- Supreme Court of the United States

Decided May 22, 2000
- Full case name: Dewey Jones v. United States
- Citations: 529 U.S. 848 (more)

Holding
- Because an owner-occupied residence not used for any commercial purpose does not qualify as property "used in" commerce or commerce-affecting activity, arson of such a dwelling is not subject to federal prosecution under the Organized Crime Control Act of 1970.

Court membership
- Chief Justice William Rehnquist Associate Justices John P. Stevens · Sandra Day O'Connor Antonin Scalia · Anthony Kennedy David Souter · Clarence Thomas Ruth Bader Ginsburg · Stephen Breyer

Case opinions
- Majority: GINSBURG
- Concurrence: STEVENS, joined by THOMAS
- Concurrence: THOMAS, joined by SCALIA

Laws applied
- Organized Crime Control Act of 1970

= Jones v. United States (2000) =

Jones v.

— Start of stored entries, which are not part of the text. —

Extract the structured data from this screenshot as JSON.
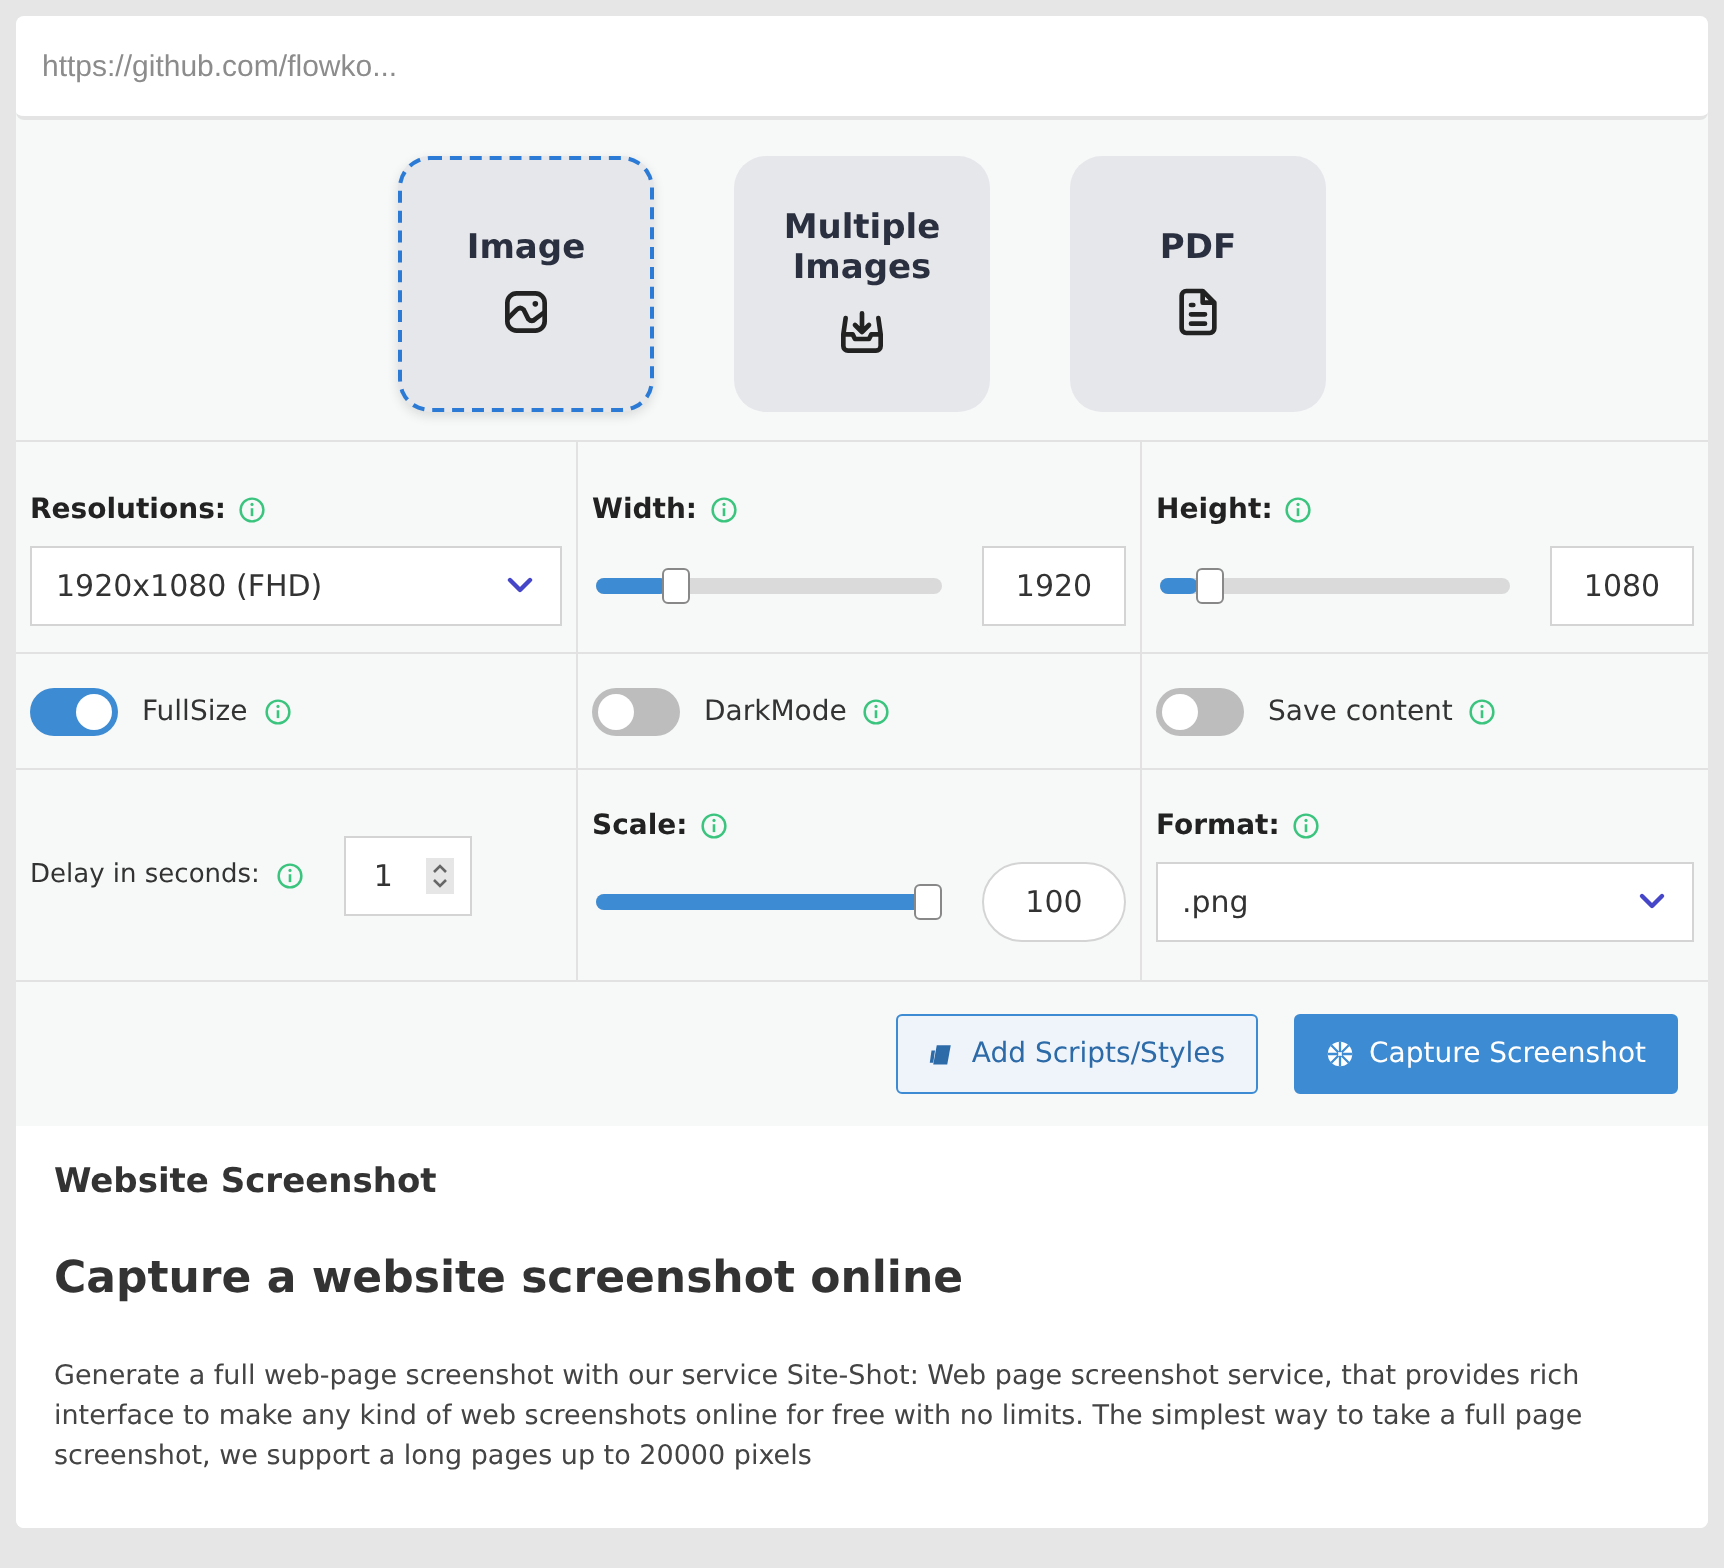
{
  "url_field": {
    "placeholder": "https://github.com/flowko..."
  },
  "modes": [
    {
      "label": "Image",
      "kind": "image",
      "selected": true
    },
    {
      "label": "Multiple Images",
      "kind": "inbox",
      "selected": false
    },
    {
      "label": "PDF",
      "kind": "file",
      "selected": false
    }
  ],
  "settings": [
    {
      "kind": "select",
      "label": "Resolutions:",
      "value": "1920x1080 (FHD)"
    },
    {
      "kind": "slider",
      "label": "Width:",
      "level": 0.21,
      "value": "1920",
      "rounded": false
    },
    {
      "kind": "slider",
      "label": "Height:",
      "level": 0.11,
      "value": "1080",
      "rounded": false
    },
    {
      "kind": "toggle",
      "label": "FullSize",
      "on": true
    },
    {
      "kind": "toggle",
      "label": "DarkMode",
      "on": false
    },
    {
      "kind": "toggle",
      "label": "Save content",
      "on": false
    },
    {
      "kind": "spinner",
      "label": "Delay in seconds:",
      "value": "1"
    },
    {
      "kind": "slider",
      "label": "Scale:",
      "level": 1,
      "value": "100",
      "rounded": true
    },
    {
      "kind": "select",
      "label": "Format:",
      "value": ".png"
    }
  ],
  "buttons": [
    {
      "kind": "outline",
      "label": "Add Scripts/Styles"
    },
    {
      "kind": "primary",
      "label": "Capture Screenshot"
    }
  ],
  "article": {
    "heading": "Website Screenshot",
    "title": "Capture a website screenshot online",
    "body": "Generate a full web-page screenshot with our service Site-Shot: Web page screenshot service, that provides rich interface to make any kind of web screenshots online for free with no limits. The simplest way to take a full page screenshot, we support a long pages up to 20000 pixels"
  }
}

United States, , was a United States Supreme Court case in which the court held that because an owner-occupied residence not used for any commercial purpose does not qualify as property "used in" commerce or commerce-affecting activity, arson of such a dwelling is not subject to federal prosecution under the Organized Crime Control Act of 1970.

==Background==

Jones tossed a Molotov cocktail into a home owned and occupied by his cousin as a dwelling place for everyday family living. The ensuing fire severely damaged the home. Jones was convicted in the federal District Court of violating, among other things, 18 U.S.C. § 844(i), part of the Organized Crime Control Act of 1970. §844(i) makes it a federal crime to "maliciously damag[e] or destro[y], ... by means of fire or an explosive, any building ... used in interstate or foreign commerce or in any activity affecting interstate or foreign commerce." The Seventh Circuit Court of Appeals affirmed, rejecting Jones's contention that §844(i), when applied to the arson of a private residence, exceeds the authority vested in Congress under the Commerce Clause.

The Supreme Court granted certiorari.

==Opinion of the court==

The Supreme Court issued an opinion on May 22, 2000.